Кряжистый и плотный Пал Палыч развел руками:
— Ну и картинка. Взгляните на нас и сравните нас. Скажите, кто тут отец, кто — сын. И каково мне на это смотреть с моим проклятым отцовским сердцем? И как же он, Нестор, нашел дорогу?
Нестор сказал:
— Ну… он здесь родился. Но безусловно — за эти годы можно забыть, можно сбиться с пути. Наш терапевт Чугунов рассказывал о памяти, остающейся в генах.
— Бредятина, полная бредятина, — недоуменно сказал Пал Палыч. — Ведь, в сущности, чужой человек, а я тем не менее взволнован.
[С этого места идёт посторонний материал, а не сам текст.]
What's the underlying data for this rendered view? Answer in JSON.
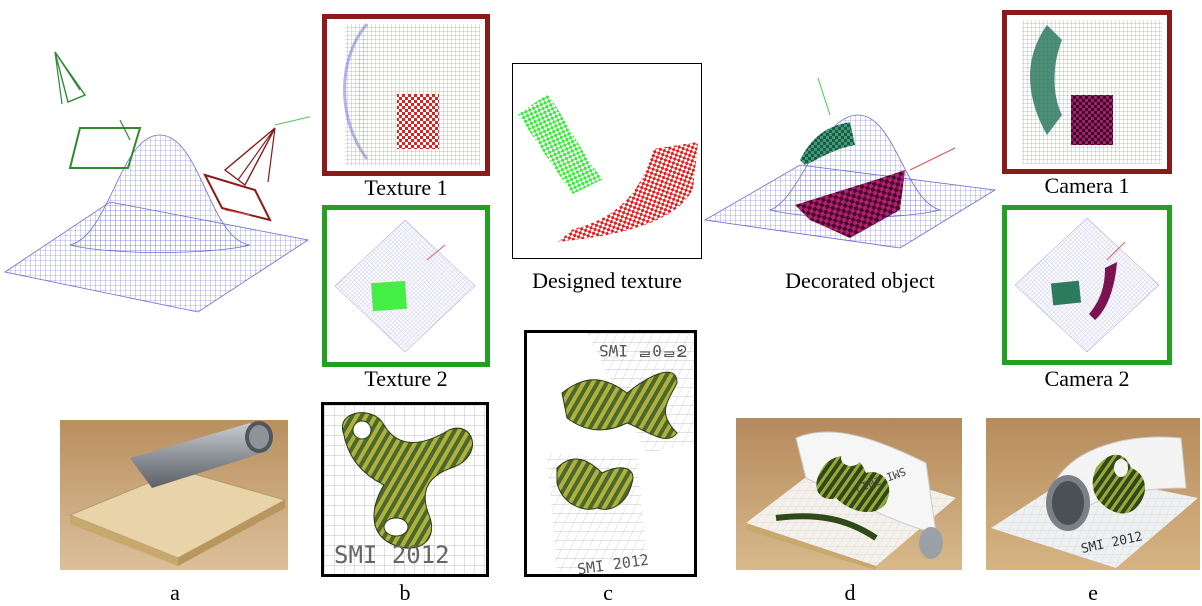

И главное — как будто предчувствовал: что-то должно произойти. Знаете, как это бывает? Заходит в дом к тебе мужичок. Вешает над тобою меч. Потом уходит, а меч остался. Изволь гадать, что все это значит, и жить под дамокловым мечом. В мире, в котором нет порядка, каждое утро идешь на смерть.
— Эта история не про нас, — заметил улыбчивый мужчина.
— Была не про нас, — сказал Пал Палыч. — Но появляется человек и переворачивает всю жизнь.
— И человек этот — сын и муж, — напомнил Нестор.
— Ну что ты заладил? — сказала женщина. — Муж… муж… Исчез бог знает когда. Где жил он и как он жил — неизвестно. Является с седой бородой. Падает, как снег тебе на голову. Возрадуйся, женщина, — муж пришел.
— А все-таки он мой сын, Поликсена, — сказал Пал Палыч. — Отец есть отец. И у отца — отцовское сердце. И есть закон. И закон един: никто не должен попасть на Итаку. Никто. Вы помните о человеке, который сказал во всеуслышанье, что имя его — Никто. Не страшно?
— Опять ваши притчи, милый свекор.
— Я их вспоминаю время от времени, поскольку это моя обязанность: поддерживать дух возрожденной античности. Вы сами меня облекли доверием. Я и тружусь. Всегда. Без пауз.
Дремавший пришелец поднял голову, опущенную на подбородок. И медленно обвел их глазами. Потом так же медленно произнес:
— Нет, дорогие мои, я не миф по имени Никто. Не надейтесь. Имя мое — Елисей Сизов.
— Знаем, сыночек, не обижайся. Тем более в мифе худого нет, — сказал примирительно Пал Палыч. — Известно, что человек состоит из мяса, из костей и из мифа.